Purpose & Capability
concernThe skill's stated purpose (parse local Suricata eve.json and produce a report) matches the code in SKILL.md. However the doc explicitly says "No external API" and "No data leaves your machine" while also including a Telegram delivery example that posts the full report to api.telegram.org. The skill also references other skills (telegram-notifier, eva-security-audit) without declaring those integrations. These contradictions are unexplained and warrant caution.
Instruction Scope
concernInstructions primarily read /var/log/suricata/eve.json (expected) and build reports, but they also: 1) suggest changing file permissions with 'sudo chmod 644' (alters system ACLs and widens access to a sensitive log), 2) show sending the report to Telegram (external network transfer), 3) write reports into a 'memory/' directory, and 4) include a cron scheduling example that would make the skill run periodically. These steps expand scope beyond read-only analysis and are not fully justified in the metadata.
Install Mechanism
okNo install spec and no code files — the skill is instruction-only, which minimizes extra installed code. There is no download or execution of remote artifacts in the SKILL.md itself.
Credentials
concernThe skill metadata declares no required environment variables, but the delivery example uses os.environ['TELEGRAM_BOT_TOKEN'] and TELEGRAM_CHAT_ID — sensitive credentials that would enable external posting of potentially sensitive logs. The SKILL.md neither declares nor documents these env vars or the privacy implications.

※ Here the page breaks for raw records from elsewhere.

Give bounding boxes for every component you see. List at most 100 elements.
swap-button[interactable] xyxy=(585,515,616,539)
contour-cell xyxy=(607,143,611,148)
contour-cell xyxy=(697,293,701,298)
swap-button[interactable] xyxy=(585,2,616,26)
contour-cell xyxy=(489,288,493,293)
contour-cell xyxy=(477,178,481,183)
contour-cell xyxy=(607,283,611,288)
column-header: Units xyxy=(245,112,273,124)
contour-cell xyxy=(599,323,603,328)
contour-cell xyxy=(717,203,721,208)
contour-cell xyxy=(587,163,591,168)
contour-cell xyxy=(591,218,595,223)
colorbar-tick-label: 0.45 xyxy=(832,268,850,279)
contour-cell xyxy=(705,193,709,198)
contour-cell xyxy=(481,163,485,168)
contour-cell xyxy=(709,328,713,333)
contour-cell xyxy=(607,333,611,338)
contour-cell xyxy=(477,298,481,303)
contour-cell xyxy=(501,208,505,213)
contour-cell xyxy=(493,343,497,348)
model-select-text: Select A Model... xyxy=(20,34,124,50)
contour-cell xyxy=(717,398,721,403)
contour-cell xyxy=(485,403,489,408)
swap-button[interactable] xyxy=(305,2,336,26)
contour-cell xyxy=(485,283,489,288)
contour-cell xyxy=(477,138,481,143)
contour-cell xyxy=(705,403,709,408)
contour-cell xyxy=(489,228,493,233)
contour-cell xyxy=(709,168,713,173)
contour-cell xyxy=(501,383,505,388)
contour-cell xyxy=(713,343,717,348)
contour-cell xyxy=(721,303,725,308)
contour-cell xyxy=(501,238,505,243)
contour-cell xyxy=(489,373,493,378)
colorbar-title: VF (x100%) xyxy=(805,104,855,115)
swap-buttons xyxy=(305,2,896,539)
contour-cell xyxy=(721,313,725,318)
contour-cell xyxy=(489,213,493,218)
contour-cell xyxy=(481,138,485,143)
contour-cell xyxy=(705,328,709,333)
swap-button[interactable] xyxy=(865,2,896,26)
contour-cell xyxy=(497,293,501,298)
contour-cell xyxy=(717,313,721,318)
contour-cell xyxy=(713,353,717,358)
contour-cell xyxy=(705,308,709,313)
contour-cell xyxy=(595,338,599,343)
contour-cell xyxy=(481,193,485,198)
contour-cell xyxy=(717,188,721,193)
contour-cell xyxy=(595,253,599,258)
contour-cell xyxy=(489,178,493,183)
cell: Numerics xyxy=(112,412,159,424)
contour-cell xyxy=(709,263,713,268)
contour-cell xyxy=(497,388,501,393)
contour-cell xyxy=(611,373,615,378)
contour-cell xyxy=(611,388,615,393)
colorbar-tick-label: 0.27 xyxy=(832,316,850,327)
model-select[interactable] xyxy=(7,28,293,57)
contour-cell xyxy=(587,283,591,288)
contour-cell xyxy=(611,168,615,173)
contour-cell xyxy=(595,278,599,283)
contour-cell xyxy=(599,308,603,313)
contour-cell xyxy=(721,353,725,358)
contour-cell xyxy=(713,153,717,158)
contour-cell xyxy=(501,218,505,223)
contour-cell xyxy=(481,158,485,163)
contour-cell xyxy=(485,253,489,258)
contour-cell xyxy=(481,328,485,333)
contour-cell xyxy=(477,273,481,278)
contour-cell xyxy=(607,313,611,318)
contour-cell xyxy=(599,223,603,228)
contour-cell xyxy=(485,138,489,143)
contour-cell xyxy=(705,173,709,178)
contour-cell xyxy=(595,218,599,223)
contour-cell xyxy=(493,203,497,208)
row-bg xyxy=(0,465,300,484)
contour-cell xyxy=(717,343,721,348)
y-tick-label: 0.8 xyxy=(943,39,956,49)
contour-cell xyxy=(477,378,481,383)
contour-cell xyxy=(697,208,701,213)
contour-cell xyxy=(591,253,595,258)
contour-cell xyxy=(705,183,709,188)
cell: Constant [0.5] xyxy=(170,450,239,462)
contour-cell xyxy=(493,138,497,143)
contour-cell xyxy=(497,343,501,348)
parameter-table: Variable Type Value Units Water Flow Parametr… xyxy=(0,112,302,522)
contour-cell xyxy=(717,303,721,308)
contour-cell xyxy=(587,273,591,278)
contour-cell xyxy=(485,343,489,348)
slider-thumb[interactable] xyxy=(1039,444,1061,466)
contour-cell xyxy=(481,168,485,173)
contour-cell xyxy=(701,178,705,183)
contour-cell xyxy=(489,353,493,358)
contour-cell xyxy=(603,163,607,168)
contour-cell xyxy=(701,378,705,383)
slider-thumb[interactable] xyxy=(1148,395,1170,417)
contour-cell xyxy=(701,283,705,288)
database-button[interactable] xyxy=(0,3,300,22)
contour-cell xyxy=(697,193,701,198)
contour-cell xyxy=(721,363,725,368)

The suggestion to run sudo commands (chmod and ufw block commands as recommended actions) further escalates required privileges.
Persistence & Privilege
concernalways is false (good), but the SKILL.md includes explicit instructions to add a cron job via 'openclaw cron add', which would schedule recurring runs. While scheduling is user-initiated, it increases persistence and potential blast radius if the skill is later misused. The document also recommends changing file permissions with sudo, which grants broader system access to the log file.